One of the side-effects of the recent switch to organics is that I’m starting to try (where possible) to only eat fruits currently in season. Since I was 6 I’d been chomping down on an apple during the day without ever really questioning it. Those days gone, and a regime change is a regime change; like it or not, soon after the last fresh local apple disappeared from markets a couple of months ago, I embarked on a whole new journey of fruit discovery.
Enter the Achacha.
A couple of weekends ago we were cruising the monthly morning Growers Markets at Pyrmont (making the most of the abundance of free samples the December outing seemed to be blossoming with) when we came across a stall handing out the odd little orange-coloured fruits by the bagful. Given that free food should rarely be turned down (especially at the growers market), we dived into a couple of them…
Wooah… flavour explosion. So sold, right away.
Normally whenever someone hands me an odd-looking tropical fruit, I bite into it, it’s sorta sweet, sorta ok, but I don’t really warm to it right away.
Not the Achacha.
After chomping into a couple of these little suckers, I already felt like I’d been munching on them daily forever. A very unique flavour, but one which was somehow so familiar and comforting without just being the sugar hit you’d expect of many small tropical fruits.
But what does it taste like?
The closest thing I can compare the flavour to is possibly the Mangosteen – if you’ve ever been around south-east asia you’ve probably run into those at some stage. Still, the Achacha isn’t quite like those either – it’s smaller, more delicate, and to my tongue, not as sweet (nor messy) and certainly a lot easier to get into.
Originally grown in the jungles of Bolivia, the Achacha seems to have found its Australian home up in Queensland (Burdekin region), and fortunately for us, they seem to be starting a bit of a push to get the word out about these delicious little bundles of orange joy.
They’re in season from December to February, so do keep a lookout over the summer for them. Small, shiny, bright orange balls about the size of a golf ball.

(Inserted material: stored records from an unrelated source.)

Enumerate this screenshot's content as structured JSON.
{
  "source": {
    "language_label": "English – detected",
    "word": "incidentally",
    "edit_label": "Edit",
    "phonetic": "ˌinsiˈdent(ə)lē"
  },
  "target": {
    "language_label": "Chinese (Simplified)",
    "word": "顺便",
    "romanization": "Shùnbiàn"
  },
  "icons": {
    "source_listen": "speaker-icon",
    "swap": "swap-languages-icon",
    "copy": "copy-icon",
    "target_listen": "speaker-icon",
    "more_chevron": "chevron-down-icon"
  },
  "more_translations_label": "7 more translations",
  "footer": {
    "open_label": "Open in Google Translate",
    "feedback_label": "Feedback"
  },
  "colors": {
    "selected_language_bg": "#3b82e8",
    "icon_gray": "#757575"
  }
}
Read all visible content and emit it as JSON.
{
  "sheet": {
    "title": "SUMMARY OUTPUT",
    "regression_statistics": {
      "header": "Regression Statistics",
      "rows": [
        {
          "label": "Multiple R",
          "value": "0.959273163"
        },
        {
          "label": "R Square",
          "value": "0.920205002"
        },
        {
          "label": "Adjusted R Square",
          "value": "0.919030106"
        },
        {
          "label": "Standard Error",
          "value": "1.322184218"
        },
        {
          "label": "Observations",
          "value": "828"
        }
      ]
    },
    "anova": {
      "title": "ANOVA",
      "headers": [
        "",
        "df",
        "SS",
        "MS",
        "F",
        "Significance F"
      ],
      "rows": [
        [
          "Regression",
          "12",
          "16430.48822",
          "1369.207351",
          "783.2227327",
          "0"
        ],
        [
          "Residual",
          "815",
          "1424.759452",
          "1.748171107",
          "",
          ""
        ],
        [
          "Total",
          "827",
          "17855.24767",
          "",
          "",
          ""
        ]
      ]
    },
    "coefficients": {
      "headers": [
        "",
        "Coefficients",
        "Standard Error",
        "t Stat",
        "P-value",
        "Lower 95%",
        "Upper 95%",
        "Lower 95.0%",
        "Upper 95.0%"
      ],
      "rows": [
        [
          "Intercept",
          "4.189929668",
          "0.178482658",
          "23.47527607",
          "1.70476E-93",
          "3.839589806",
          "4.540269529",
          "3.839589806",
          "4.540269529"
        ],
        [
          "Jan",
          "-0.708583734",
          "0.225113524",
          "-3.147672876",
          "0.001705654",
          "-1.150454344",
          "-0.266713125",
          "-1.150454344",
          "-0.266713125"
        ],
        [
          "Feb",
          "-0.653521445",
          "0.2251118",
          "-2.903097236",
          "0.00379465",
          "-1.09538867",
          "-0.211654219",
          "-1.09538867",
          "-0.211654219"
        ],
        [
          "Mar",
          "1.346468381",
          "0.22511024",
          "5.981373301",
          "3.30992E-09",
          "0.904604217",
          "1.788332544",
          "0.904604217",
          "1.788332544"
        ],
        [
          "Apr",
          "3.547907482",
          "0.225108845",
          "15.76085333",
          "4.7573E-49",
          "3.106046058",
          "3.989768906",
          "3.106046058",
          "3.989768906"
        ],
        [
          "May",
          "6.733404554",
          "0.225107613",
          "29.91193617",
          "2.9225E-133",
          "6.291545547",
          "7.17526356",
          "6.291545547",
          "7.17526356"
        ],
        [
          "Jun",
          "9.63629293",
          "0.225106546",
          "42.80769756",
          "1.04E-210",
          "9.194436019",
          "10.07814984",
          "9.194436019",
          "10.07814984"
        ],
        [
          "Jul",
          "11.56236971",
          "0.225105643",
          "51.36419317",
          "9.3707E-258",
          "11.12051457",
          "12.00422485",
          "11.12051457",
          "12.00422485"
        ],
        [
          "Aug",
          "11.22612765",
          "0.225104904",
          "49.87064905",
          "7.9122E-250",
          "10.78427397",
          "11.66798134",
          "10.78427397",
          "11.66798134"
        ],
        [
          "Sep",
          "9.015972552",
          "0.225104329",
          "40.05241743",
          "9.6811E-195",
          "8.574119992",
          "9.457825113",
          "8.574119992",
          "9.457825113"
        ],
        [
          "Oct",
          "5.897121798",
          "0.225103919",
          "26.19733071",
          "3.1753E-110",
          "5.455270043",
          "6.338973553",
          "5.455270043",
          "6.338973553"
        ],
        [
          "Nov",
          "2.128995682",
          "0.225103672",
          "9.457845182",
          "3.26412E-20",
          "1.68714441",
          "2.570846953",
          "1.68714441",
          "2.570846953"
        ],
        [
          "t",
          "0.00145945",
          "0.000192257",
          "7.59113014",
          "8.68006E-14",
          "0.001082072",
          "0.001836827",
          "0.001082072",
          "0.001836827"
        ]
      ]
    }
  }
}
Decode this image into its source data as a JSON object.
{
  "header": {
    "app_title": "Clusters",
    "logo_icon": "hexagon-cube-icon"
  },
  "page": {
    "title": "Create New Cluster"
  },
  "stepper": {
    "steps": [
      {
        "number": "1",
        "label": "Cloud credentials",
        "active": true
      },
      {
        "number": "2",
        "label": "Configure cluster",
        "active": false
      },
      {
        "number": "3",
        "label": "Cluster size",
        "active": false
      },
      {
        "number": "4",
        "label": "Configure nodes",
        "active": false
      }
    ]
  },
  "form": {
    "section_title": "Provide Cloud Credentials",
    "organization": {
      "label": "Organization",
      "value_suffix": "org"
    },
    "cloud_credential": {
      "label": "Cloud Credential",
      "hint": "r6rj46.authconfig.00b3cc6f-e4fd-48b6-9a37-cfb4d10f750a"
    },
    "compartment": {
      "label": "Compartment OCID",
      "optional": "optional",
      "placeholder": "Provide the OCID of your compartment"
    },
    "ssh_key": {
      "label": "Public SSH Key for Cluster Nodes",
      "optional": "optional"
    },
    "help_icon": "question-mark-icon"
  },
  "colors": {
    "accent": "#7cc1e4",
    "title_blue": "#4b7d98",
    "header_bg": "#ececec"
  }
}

Apparently you can get them at a couple of places at the Flemington markets, though I’m sure many quality fruit places which specialize in tropical fruits will start stocking them this season too.
Check out the Achacha website for all the info on where to get them, how to eat them, and a few pretty delicious sounding recipes. (One of the first things I thought when I tried them was how nice they’d taste in a cocktail!)
But just be careful – if you manage to get hold of a bag full, please keep them well hidden from me if you know what’s good for you…
… oh and one final thought : check out the craziest advertising I’ve ever seen produced for a fruit, ever. I can see what they’re trying to say, but the level of over-the-top is verging on too much when you’re talking about fruit, right?
The Plug :
Achacha Website http://www.achacha.com.au/ In season now… eat up!



i just bought 2 boxes of them. this translates to at least 6 kilos. i don’t know what possessed me to do such a thing, but my daughter and i are eating a serious number of these and haven’t yet got through one of the boxes.
we first tried them at the norton street fruit shop in leichhardt, and because we only had one, the memory of the flavour was a little vsgue. now, i know exactly what they taste like and have a sturdier food memory of them. i have to say i much prefer the mangosteen, but yours is a good comparison; colour of the skin aside, the way to break the skin and eat them is quite similar.
i don’t know about you, but i think whlie they are quite intense in the mouth, they don’t actually have a distinct flavour – they’re just tarty.